Empezaron entonces a llegar los triunfos de relevancia. En su país no tenía rival, pero en las competiciones internacionales fue donde dio una idea de sus posibilidades. En los Juegos Asiáticos de 1958 en Tokio ganó los 200 y 400 (al pakistaní Abdul Khaliq, considerado entonces el hombre más veloz de Asia) y en los Juegos del Imperio celebrados en Cardiff se impuso en la final de las 440 yardas, obteniendo el único oro atlético de la India en este certamen durante el siglo XX. Pese a ir por la calle 6, sin referencias, batió con 46.71 a los ingleses John Salisbury y John Wrighton (que unas semanas después dominarían el campeonato de Europa).

Es entonces cuando a su vida llega el otro recuerdo doloroso. Sucedió en los Juegos Olímpicos de Roma de 1960, aquellos en los que Bikila asombró al mundo ganando el maratón con los pies descalzos bajo el arco de Trajano. Milkha Singh era otro de los grandes atractivos de la competición atlética. Por sus condiciones y porque resultaba llamativo verle en la pista con el Khanga, el peine de madera con el que se recogen el pelo que los sijs nunca se cortan. En las eliminatorias de los 400 metros cumplió de forma sobrada sin malgastar fuerzas. Todo estaba en orden. Solo dos atletas parecían en condiciones de discutirle las medallas: el americano Otis Davis y el alemán Carl Kaufmann. Milkha corrió la final por la calle seis, sin referencias de sus rivales más peligrosos que lo hacían a su izquierda. Eso le dio una falsa sensación de lo que sucedía durante la carrera.

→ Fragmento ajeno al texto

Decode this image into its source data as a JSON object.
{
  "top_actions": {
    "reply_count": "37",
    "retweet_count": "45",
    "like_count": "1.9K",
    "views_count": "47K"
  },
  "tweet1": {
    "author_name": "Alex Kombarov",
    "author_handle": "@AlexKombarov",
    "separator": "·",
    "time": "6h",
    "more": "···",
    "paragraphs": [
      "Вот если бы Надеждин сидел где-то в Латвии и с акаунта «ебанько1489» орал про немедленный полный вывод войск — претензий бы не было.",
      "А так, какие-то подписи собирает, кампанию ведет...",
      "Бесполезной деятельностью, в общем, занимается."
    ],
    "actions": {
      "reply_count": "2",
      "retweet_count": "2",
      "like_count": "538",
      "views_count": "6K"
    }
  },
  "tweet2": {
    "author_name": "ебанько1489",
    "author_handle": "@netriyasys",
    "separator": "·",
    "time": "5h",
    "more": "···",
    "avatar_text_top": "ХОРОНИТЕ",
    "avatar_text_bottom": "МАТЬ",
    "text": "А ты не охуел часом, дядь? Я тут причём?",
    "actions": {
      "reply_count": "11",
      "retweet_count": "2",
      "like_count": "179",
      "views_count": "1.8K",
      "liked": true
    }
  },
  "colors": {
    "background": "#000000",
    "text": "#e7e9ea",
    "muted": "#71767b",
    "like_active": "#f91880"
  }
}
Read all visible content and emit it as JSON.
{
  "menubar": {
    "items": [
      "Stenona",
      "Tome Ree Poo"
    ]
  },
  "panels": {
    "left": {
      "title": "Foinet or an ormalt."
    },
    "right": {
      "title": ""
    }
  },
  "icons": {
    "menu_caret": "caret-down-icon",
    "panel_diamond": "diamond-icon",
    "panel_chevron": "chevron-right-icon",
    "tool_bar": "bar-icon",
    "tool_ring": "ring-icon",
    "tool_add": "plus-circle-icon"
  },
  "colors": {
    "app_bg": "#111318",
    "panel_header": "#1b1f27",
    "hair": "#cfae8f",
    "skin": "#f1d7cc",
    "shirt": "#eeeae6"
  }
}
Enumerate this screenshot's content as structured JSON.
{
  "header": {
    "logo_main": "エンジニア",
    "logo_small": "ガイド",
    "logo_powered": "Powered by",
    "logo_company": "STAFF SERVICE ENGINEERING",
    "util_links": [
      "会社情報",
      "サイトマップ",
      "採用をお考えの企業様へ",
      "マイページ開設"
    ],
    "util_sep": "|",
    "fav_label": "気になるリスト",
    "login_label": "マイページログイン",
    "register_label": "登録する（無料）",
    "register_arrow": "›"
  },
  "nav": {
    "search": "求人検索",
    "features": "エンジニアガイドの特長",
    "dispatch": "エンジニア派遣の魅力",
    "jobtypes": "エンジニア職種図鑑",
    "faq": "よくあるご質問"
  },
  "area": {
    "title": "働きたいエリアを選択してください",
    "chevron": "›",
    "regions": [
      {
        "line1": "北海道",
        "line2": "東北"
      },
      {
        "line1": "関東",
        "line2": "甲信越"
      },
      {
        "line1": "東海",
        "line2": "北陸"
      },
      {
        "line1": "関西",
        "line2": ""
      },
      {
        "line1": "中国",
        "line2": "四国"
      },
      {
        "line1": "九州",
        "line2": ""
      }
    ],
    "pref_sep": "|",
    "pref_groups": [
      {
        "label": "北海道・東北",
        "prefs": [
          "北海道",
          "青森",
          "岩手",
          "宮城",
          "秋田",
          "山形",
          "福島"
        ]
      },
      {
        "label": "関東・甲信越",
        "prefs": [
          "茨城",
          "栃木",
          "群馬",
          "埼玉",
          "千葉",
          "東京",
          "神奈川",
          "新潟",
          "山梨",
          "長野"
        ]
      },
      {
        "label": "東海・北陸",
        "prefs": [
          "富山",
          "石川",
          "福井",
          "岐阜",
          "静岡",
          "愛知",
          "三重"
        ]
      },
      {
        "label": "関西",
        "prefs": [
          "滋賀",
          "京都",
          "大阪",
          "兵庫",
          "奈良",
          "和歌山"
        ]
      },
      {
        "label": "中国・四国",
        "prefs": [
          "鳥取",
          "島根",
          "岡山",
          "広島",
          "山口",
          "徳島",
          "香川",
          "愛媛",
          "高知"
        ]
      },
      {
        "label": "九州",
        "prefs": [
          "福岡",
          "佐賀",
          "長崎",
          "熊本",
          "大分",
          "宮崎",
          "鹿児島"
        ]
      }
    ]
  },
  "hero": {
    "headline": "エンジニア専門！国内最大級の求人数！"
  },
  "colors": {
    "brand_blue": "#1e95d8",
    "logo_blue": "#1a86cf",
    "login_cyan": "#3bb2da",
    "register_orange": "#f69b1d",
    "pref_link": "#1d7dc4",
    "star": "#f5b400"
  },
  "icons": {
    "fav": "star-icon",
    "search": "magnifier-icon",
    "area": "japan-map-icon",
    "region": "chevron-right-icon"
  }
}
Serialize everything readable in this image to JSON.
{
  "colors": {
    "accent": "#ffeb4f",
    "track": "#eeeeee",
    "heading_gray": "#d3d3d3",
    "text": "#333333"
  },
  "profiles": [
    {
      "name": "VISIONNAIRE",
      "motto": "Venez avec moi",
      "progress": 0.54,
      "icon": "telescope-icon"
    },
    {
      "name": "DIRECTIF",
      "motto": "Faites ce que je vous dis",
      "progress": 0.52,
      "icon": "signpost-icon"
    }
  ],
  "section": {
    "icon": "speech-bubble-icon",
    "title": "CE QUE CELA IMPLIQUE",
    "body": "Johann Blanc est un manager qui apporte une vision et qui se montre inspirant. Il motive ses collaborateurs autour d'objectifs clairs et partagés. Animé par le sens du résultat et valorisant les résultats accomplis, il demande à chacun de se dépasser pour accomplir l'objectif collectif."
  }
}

El atleta indio cubrió los primeros 250 metros en cabeza hasta el punto de que en la última curva se vio tan destacado que creyó que había ido más rápido de la cuenta y decidió dosificar un poco más el esfuerzo por miedo a quedarse sin fuerzas en los últimos metros, donde el déficit de oxígeno es absoluto y muchas carreras de 400 metros se frustran. Un error mayúsculo. Antes de entrar en la recta fue superado por Davis, Kaufman y el sudafricano Spence y tras un descomunal esfuerzo en la recta final ya no fue capaz de superar a ninguno de ellos. La foto finish resolvió la pelea por la medalla de bronce.

Había firmado una marca extraordinaria (45.6) que duraría como récord de la India hasta 1998, pero no le servía. Se había quedado sin medalla olímpica, pero lo que más le dolía era esa sensación de que parte de sus fuerzas se habían quedado sin liberar en su cuerpo. Un detalle que aún hacía más doloroso el trance. Tardó días en regresar a la India porque no quería enfrentarse a las miradas de sus vecinos, de sus compañeros de entrenamientos, de su familia. Incluso él, que no bebía alcohol, se emborrachó como parte de la terapia.

La derrota de Roma le apartó del atletismo. Estuvo casi dos años sin competir, incapaz de digerir la decepción. Regresó en los Juegos de Asia de 1962 para ganar el oro en los 400 metros, pero su presencia en las competiciones ya comenzó a ser residual. Después de tomar parte en el relevo indio en los Juegos de Tokio en 1964, dijo adiós y se dedicó a la política y a cuidar de su familia. Su carrera, con el ánimo aún encogido, la explica con una frase: «Mi gran día en el atletismo fue cuando batí el récord olímpico. El problema fue que otros tres lo hicieron el mismo día que yo».